Este artigo, é mister lembrar, não difere muito de outro, também constitucional e muito relevante, que se aplica a todo e qualquer trabalhador brasileiro (portanto também a você, que aqui lê estas palavras):

Art. 7º São direitos dos trabalhadores urbanos e rurais, além de outros que visem à melhoria de sua condição social:

VI – irredutibilidade do salário, salvo o disposto em convenção ou acordo coletivo;

Mas aí vem o problema, i.e., um outro dispositivo constitucional que desde longa data vem sendo anualmente desobedecido (grifei):

Art. 37. A administração pública direta e indireta de qualquer dos Poderes da União, dos Estados, do Distrito Federal e dos Municípios obedecerá aos princípios de legalidade, impessoalidade, moralidade, publicidade e eficiência e, também, ao seguinte:

X – a remuneração dos servidores públicos e o subsídio de que trata o § 4º do art. 39 somente poderão ser fixados ou alterados por lei específica, observada a iniciativa privativa em cada caso, assegurada revisão geral anual, sempre na mesma data e sem distinção de índices;

Por motivos vários que não cabem aqui serem esmiuçados, como disse, anualmente vem sendo desrespeitada essa “revisão geral anual” dos subsídios dos magistrados, a importar na atualidade em cerca de 40% de defasagem remuneratória.

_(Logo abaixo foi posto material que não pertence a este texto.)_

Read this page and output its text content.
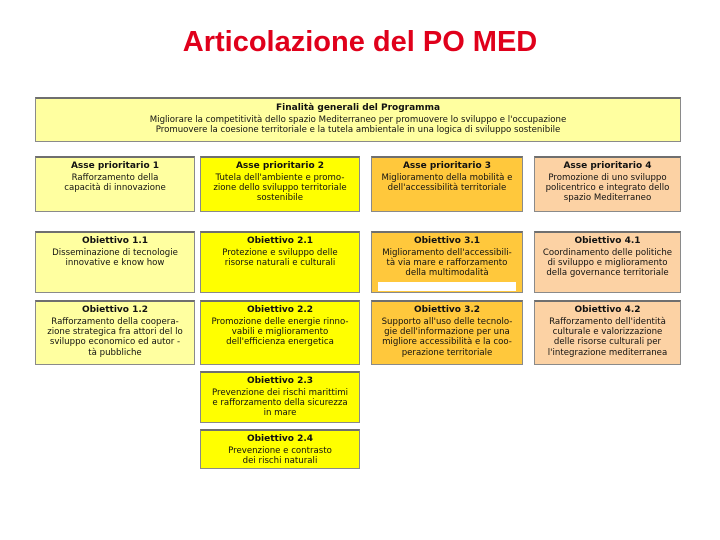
Articolazione del PO MED
Finalità generali del Programma
Migliorare la competitività dello spazio Mediterraneo per promuovere lo sviluppo e l'occupazione
Promuovere la coesione territoriale e la tutela ambientale in una logica di sviluppo sostenibile
Asse prioritario 1
Rafforzamento della
capacità di innovazione
Asse prioritario 2
Tutela dell'ambiente e promo-
zione dello sviluppo territoriale
sostenibile
Asse prioritario 3
Miglioramento della mobilità e
dell'accessibilità territoriale
Asse prioritario 4
Promozione di uno sviluppo
policentrico e integrato dello
spazio Mediterraneo
Obiettivo 1.1
Disseminazione di tecnologie
innovative e know how
Obiettivo 1.2
Rafforzamento della coopera-
zione strategica fra attori del lo
sviluppo economico ed autor -
tà pubbliche
Obiettivo 2.1
Protezione e sviluppo delle
risorse naturali e culturali
Obiettivo 2.2
Promozione delle energie rinno-
vabili e miglioramento
dell'efficienza energetica
Obiettivo 2.3
Prevenzione dei rischi marittimi
e rafforzamento della sicurezza
in mare
Obiettivo 2.4
Prevenzione e contrasto
dei rischi naturali
Obiettivo 3.1
Miglioramento dell'accessibili-
tà via mare e rafforzamento
della multimodalità
Obiettivo 3.2
Supporto all'uso delle tecnolo-
gie dell'informazione per una
migliore accessibilità e la coo-
perazione territoriale
Obiettivo 4.1
Coordinamento delle politiche
di sviluppo e miglioramento
della governance territoriale
Obiettivo 4.2
Rafforzamento dell'identità
culturale e valorizzazione
delle risorse culturali per
l'integrazione mediterranea
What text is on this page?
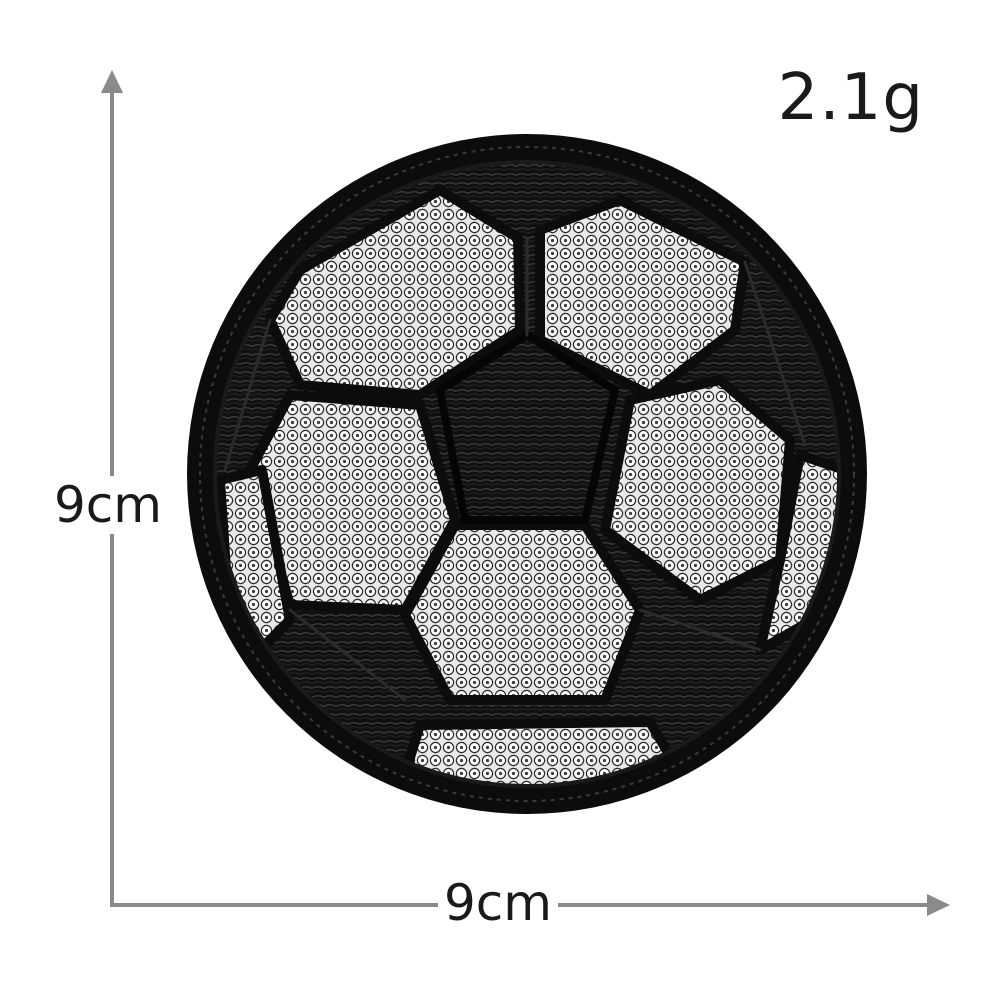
2.1g
9cm
9cm
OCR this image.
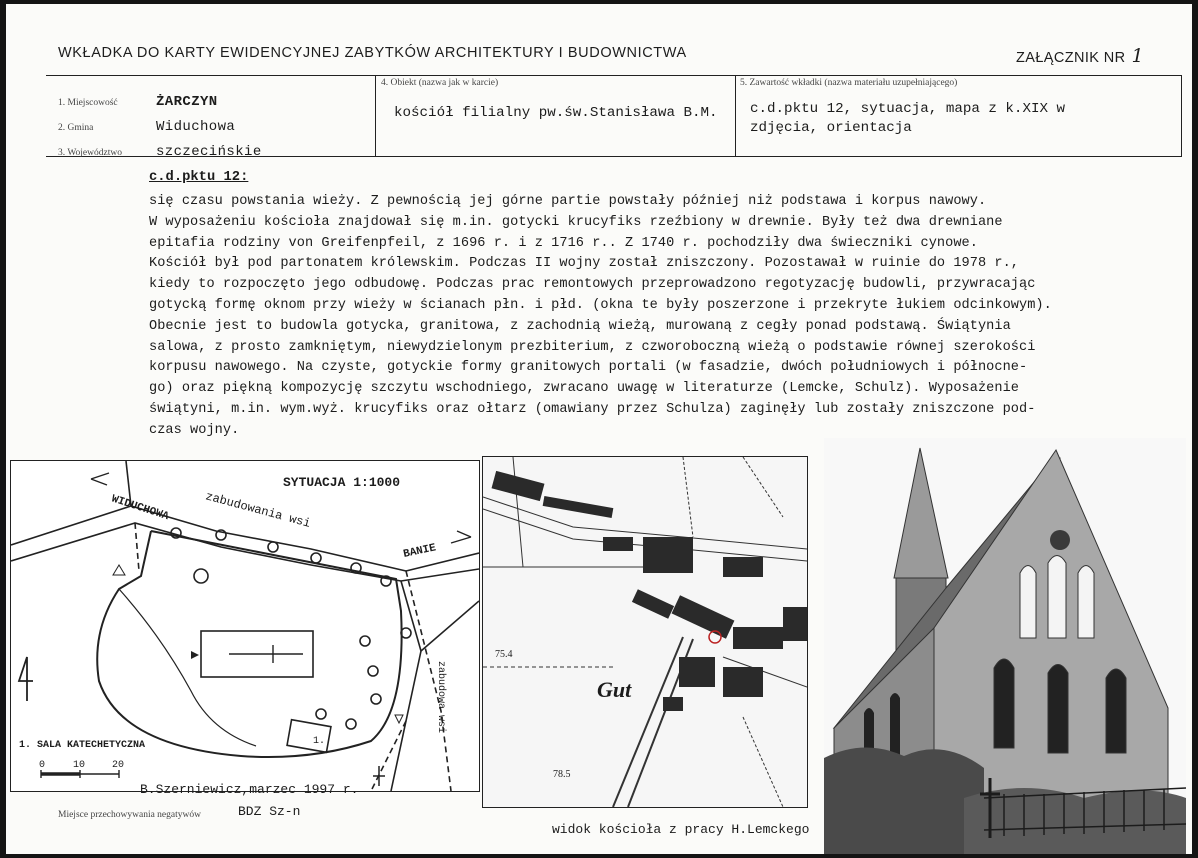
WKŁADKA DO KARTY EWIDENCYJNEJ ZABYTKÓW ARCHITEKTURY I BUDOWNICTWA	ZAŁĄCZNIK NR 1
1. Miejscowość	ŻARCZYN
2. Gmina	Widuchowa
3. Województwo szczecińskie
4. Obiekt (nazwa jak w karcie)
kościół filialny pw.św.Stanisława B.M.
5. Zawartość wkładki (nazwa materiału uzupełniającego)
c.d.pktu 12, sytuacja, mapa z k.XIX w
zdjęcia, orientacja
c.d.pktu 12:
się czasu powstania wieży. Z pewnością jej górne partie powstały później niż podstawa i korpus nawowy.
W wyposażeniu kościoła znajdował się m.in. gotycki krucyfiks rzeźbiony w drewnie. Były też dwa drewniane
epitafia rodziny von Greifenpfeil, z 1696 r. i z 1716 r.. Z 1740 r. pochodziły dwa świeczniki cynowe.
Kościół był pod partonatem królewskim. Podczas II wojny został zniszczony. Pozostawał w ruinie do 1978 r.,
kiedy to rozpoczęto jego odbudowę. Podczas prac remontowych przeprowadzono regotyzację budowli, przywracając
gotycką formę oknom przy wieży w ścianach płn. i płd. (okna te były poszerzone i przekryte łukiem odcinkowym).
Obecnie jest to budowla gotycka, granitowa, z zachodnią wieżą, murowaną z cegły ponad podstawą. Świątynia
salowa, z prosto zamkniętym, niewydzielonym prezbiterium, z czworoboczną wieżą o podstawie równej szerokości
korpusu nawowego. Na czyste, gotyckie formy granitowych portali (w fasadzie, dwóch południowych i północne-
go) oraz piękną kompozycję szczytu wschodniego, zwracano uwagę w literaturze (Lemcke, Schulz). Wyposażenie
świątyni, m.in. wym.wyż. krucyfiks oraz ołtarz (omawiany przez Schulza) zaginęły lub zostały zniszczone pod-
czas wojny.
SYTUACJA 1:1000
WIDUCHOWA	zabudowania wsi
BANIE
zabudowa wsi
1. SALA KATECHETYCZNA	1.
0	10	20
B.Szerniewicz,marzec 1997 r.
Gut
75.4
78.5
Miejsce przechowywania negatywów	BDZ Sz-n
widok kościoła z pracy H.Lemckego
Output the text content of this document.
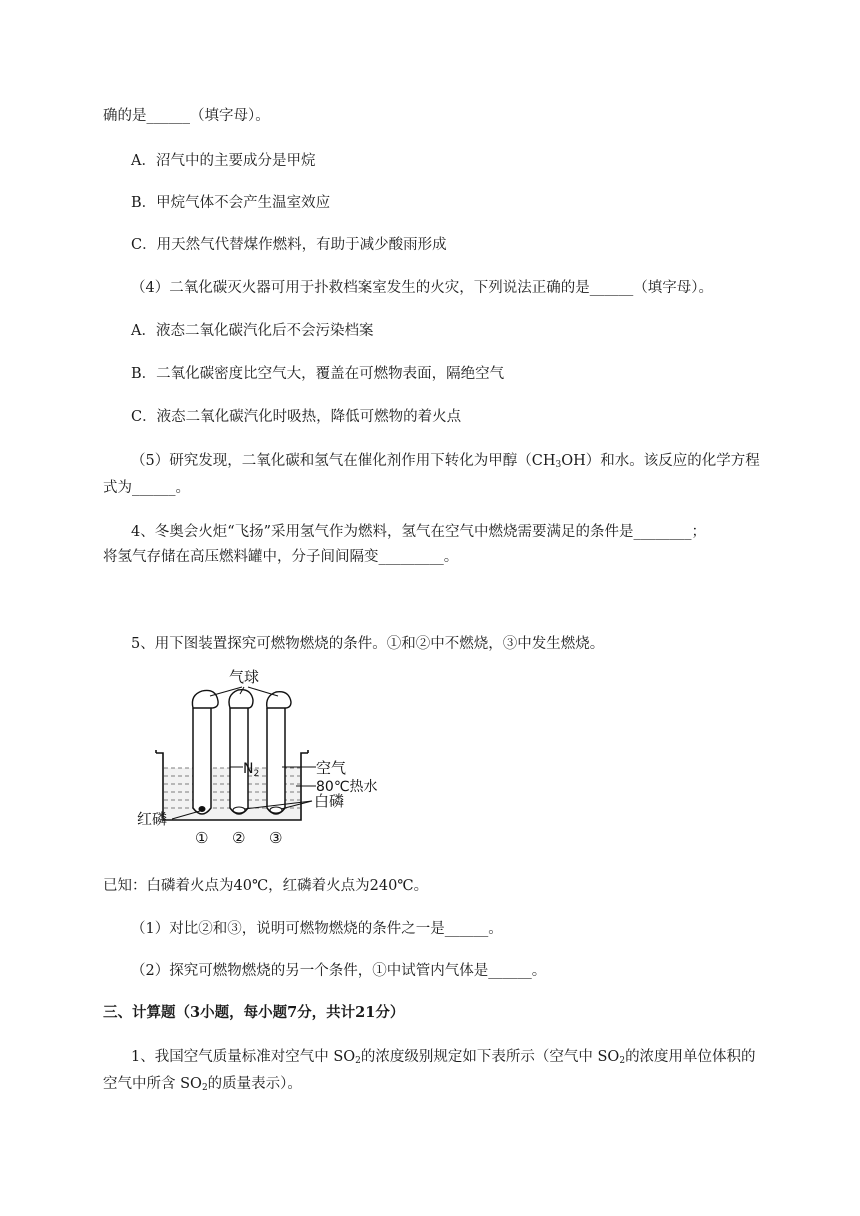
确的是______（填字母）。
A．沼气中的主要成分是甲烷
B．甲烷气体不会产生温室效应
C．用天然气代替煤作燃料，有助于减少酸雨形成
（4）二氧化碳灭火器可用于扑救档案室发生的火灾，下列说法正确的是______（填字母）。
A．液态二氧化碳汽化后不会污染档案
B．二氧化碳密度比空气大，覆盖在可燃物表面，隔绝空气
C．液态二氧化碳汽化时吸热，降低可燃物的着火点
（5）研究发现，二氧化碳和氢气在催化剂作用下转化为甲醇$(CH_3OH)$和水。该反应的化学方程
式为______。
4、冬奥会火炬“飞扬”采用氢气作为燃料，氢气在空气中燃烧需要满足的条件是________；
将氢气存储在高压燃料罐中，分子间间隔变_________。
5、用下图装置探究可燃物燃烧的条件。①和②中不燃烧，③中发生燃烧。
气球
$N_2$	空气
80℃热水
白磷
红磷
① ② ③
已知：白磷着火点为40℃，红磷着火点为240℃。
（1）对比②和③，说明可燃物燃烧的条件之一是______。
（2）探究可燃物燃烧的另一个条件，①中试管内气体是______。
三、计算题（3小题，每小题7分，共计21分）
1、我国空气质量标准对空气中 $SO_2$的浓度级别规定如下表所示（空气中 $SO_2$的浓度用单位体积的
空气中所含 $SO_2$的质量表示）。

É como se você, prezado leitor, em seu emprego, estivesse sentindo no bolso (e, portanto, nas condições de subsistência) de sua família, de seus filhos, um achatamento de 40% do seu salário. É como se você estivesse sofrendo um desrespeito a seu direito fundamental, contido no artigo 7º, VI, da Constituição Federal. Nada agradável, não é?

E daí veio outro problema: para combater aquele descumprimento à Constituição, alguns Tribunais resolveram dar um jeitinho, e começaram a criar vários e vários “penduricalhos” (auxílio isso, auxílio aquilo), alguns com o respaldo do Conselho Nacional de Justiça, outros nem tanto, mas em sua grande maioria sem o estrito e devido respaldo constitucional – verdade tem de ser dita.

Nada “justifica” os “penduricalhos” – apesar do desrespeito ao artigo 37, X, somado ao descumprimento do artigo 95, III, ambos da Constituição Federal.

Muitos, à época do início da criação dos tais “penduricalhos”, fomos contra. Dizíamos: mas combateremos um erro com outro? Para cumprir (por vias transversas) a Constituição, descumpriremos a Constituição? Vamos perder o foco, que é a revisão anual dos subsídios? Isto só aumentará nosso telhado de vidro!

E assim foi, e aqui estamos. E tome pedrada.

Não faço aqui uma justificativa: faço história. Foi assim que chegamos aos dias atuais e à campanha midiática diuturna contra a magistratura – campanha que, acreditem, tem outros objetivos nada saudáveis, e não visa o aprimoramento de nossa já tênue democracia.

Solução? Me parece tão simples: respeitemos a Constituição (sempre)! Façamos a recomposição dos subsídios (os magistrados aposentados agradecem!) tal como o dita a Carta, e extingamos todas as verbas estranhas ao parágrafo 4º do artigo 39 da Constituição Federal.

Extinguir “penduricalhos” sem recompor os subsídios, como visto, também será desrespeitar a Constituição Federal, seja sob a ótica de uma das garantias da magistratura (e indiretamente de todos os cidadãos), seja sob o prisma dos direitos de todo e qualquer trabalhador: a irredutibilidade de salários e subsídios.

Não quero ser “marajá” nem “herói”: nunca quis e não ingressei na magistratura para isto – aliás, muito pelo contrário, pois quando fiz esta opção de vida sabia claramente que estava,possivelmente,a abrir mão de altíssima remuneração na iniciativa privada.

Quero e tento sempre ser um bom servidor público, cumpridor da Constituição. Mas de uma coisa tenho absoluta certeza: um Poder Judiciário de joelhos não será proveitoso para muitos, e certamente não para você, pacato cidadão.

Marcos Augusto Ramos Peixoto é Juiz de Direito do TJRJ.